Read more: Ukraine accuses Russia of massing troops on border, US warns Moscow

Flipping the language of George W. Bush when used the same platform nearly two decades ago to assail an “axis of evil,” Biden vowed diplomacy on the “serious threat” of the nuclear programs of both Iran and North Korea.

“We’ll be working closely with our allies to address the threats posed by both of these countries through diplomacy and stern deterrence,'” Biden said.

The United States is holding indirect talks with Iran in Vienna in a bid to re-enter a denuclearization accord trashed by Trump.
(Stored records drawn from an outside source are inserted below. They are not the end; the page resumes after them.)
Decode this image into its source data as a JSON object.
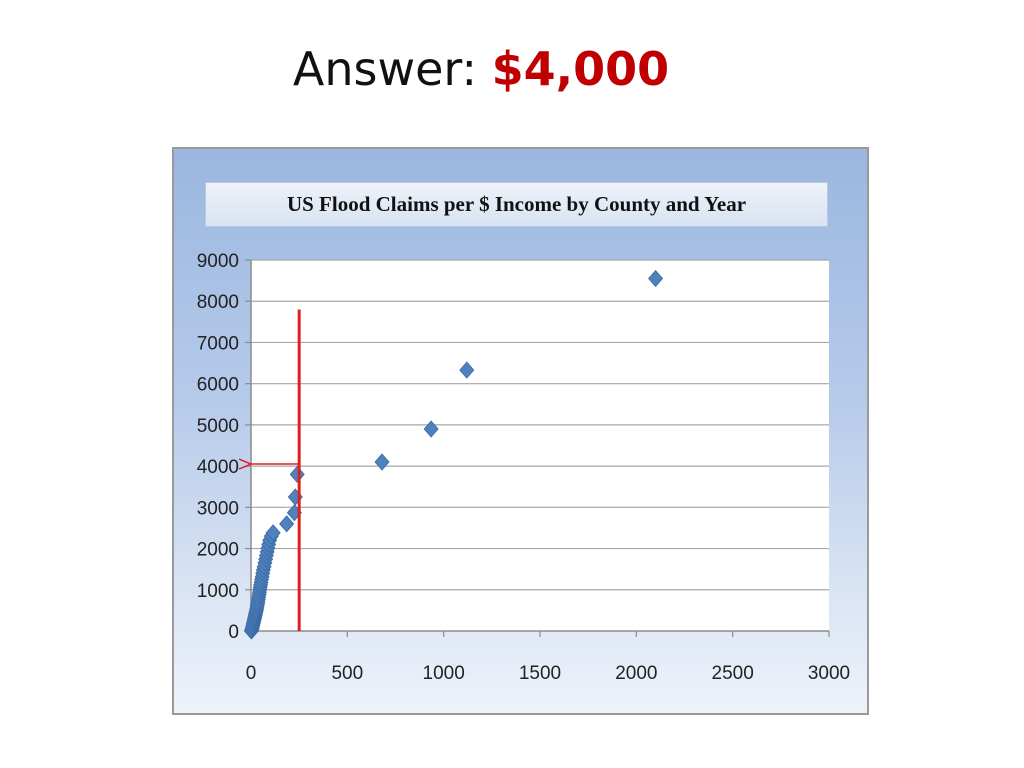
{
  "heading": {
    "prefix": "Answer: ",
    "amount": "$4,000"
  },
  "colors": {
    "amount": "#c00000",
    "marker": "#4f81bd",
    "marker_edge": "#3a6aa3",
    "annotation": "#e02020",
    "grid": "#a6a6a6"
  },
  "chart_data": {
    "type": "scatter",
    "title": "US Flood Claims per $ Income by County and Year",
    "xlabel": "",
    "ylabel": "",
    "xlim": [
      0,
      3000
    ],
    "ylim": [
      0,
      9000
    ],
    "x_ticks": [
      0,
      500,
      1000,
      1500,
      2000,
      2500,
      3000
    ],
    "y_ticks": [
      0,
      1000,
      2000,
      3000,
      4000,
      5000,
      6000,
      7000,
      8000,
      9000
    ],
    "grid": "horizontal",
    "legend": "none",
    "marker": "diamond",
    "series": [
      {
        "points": [
          [
            2,
            0
          ],
          [
            4,
            30
          ],
          [
            6,
            60
          ],
          [
            8,
            100
          ],
          [
            10,
            140
          ],
          [
            12,
            180
          ],
          [
            14,
            220
          ],
          [
            16,
            260
          ],
          [
            18,
            300
          ],
          [
            20,
            340
          ],
          [
            22,
            380
          ],
          [
            24,
            420
          ],
          [
            26,
            460
          ],
          [
            28,
            500
          ],
          [
            30,
            550
          ],
          [
            32,
            600
          ],
          [
            34,
            650
          ],
          [
            36,
            700
          ],
          [
            38,
            760
          ],
          [
            40,
            820
          ],
          [
            42,
            880
          ],
          [
            44,
            940
          ],
          [
            46,
            1000
          ],
          [
            48,
            1060
          ],
          [
            50,
            1120
          ],
          [
            52,
            1180
          ],
          [
            55,
            1250
          ],
          [
            58,
            1320
          ],
          [
            61,
            1400
          ],
          [
            64,
            1480
          ],
          [
            68,
            1560
          ],
          [
            72,
            1650
          ],
          [
            76,
            1740
          ],
          [
            80,
            1830
          ],
          [
            84,
            1920
          ],
          [
            88,
            2010
          ],
          [
            92,
            2100
          ],
          [
            97,
            2200
          ],
          [
            105,
            2300
          ],
          [
            115,
            2380
          ],
          [
            185,
            2600
          ],
          [
            225,
            2870
          ],
          [
            230,
            3250
          ],
          [
            240,
            3800
          ],
          [
            680,
            4100
          ],
          [
            935,
            4900
          ],
          [
            1120,
            6330
          ],
          [
            2100,
            8550
          ]
        ]
      }
    ],
    "annotations": [
      {
        "type": "vline",
        "x": 250,
        "y_from": 0,
        "y_to": 7800
      },
      {
        "type": "arrow",
        "from": [
          250,
          4050
        ],
        "to": [
          0,
          4050
        ]
      }
    ]
  }
}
The Biden administration is separately reviewing policy on North Korea after Trump’s unusually personal diplomacy that included three meetings with leader Kim Jong Un.

Read more: Choosing US over China is strategic madness for Pakistan

Vowing to exert US leadership, Biden also said he was reasserting US priorities by ending “the forever war” in Afghanistan — where he is pulling out remaining troops after 20 years.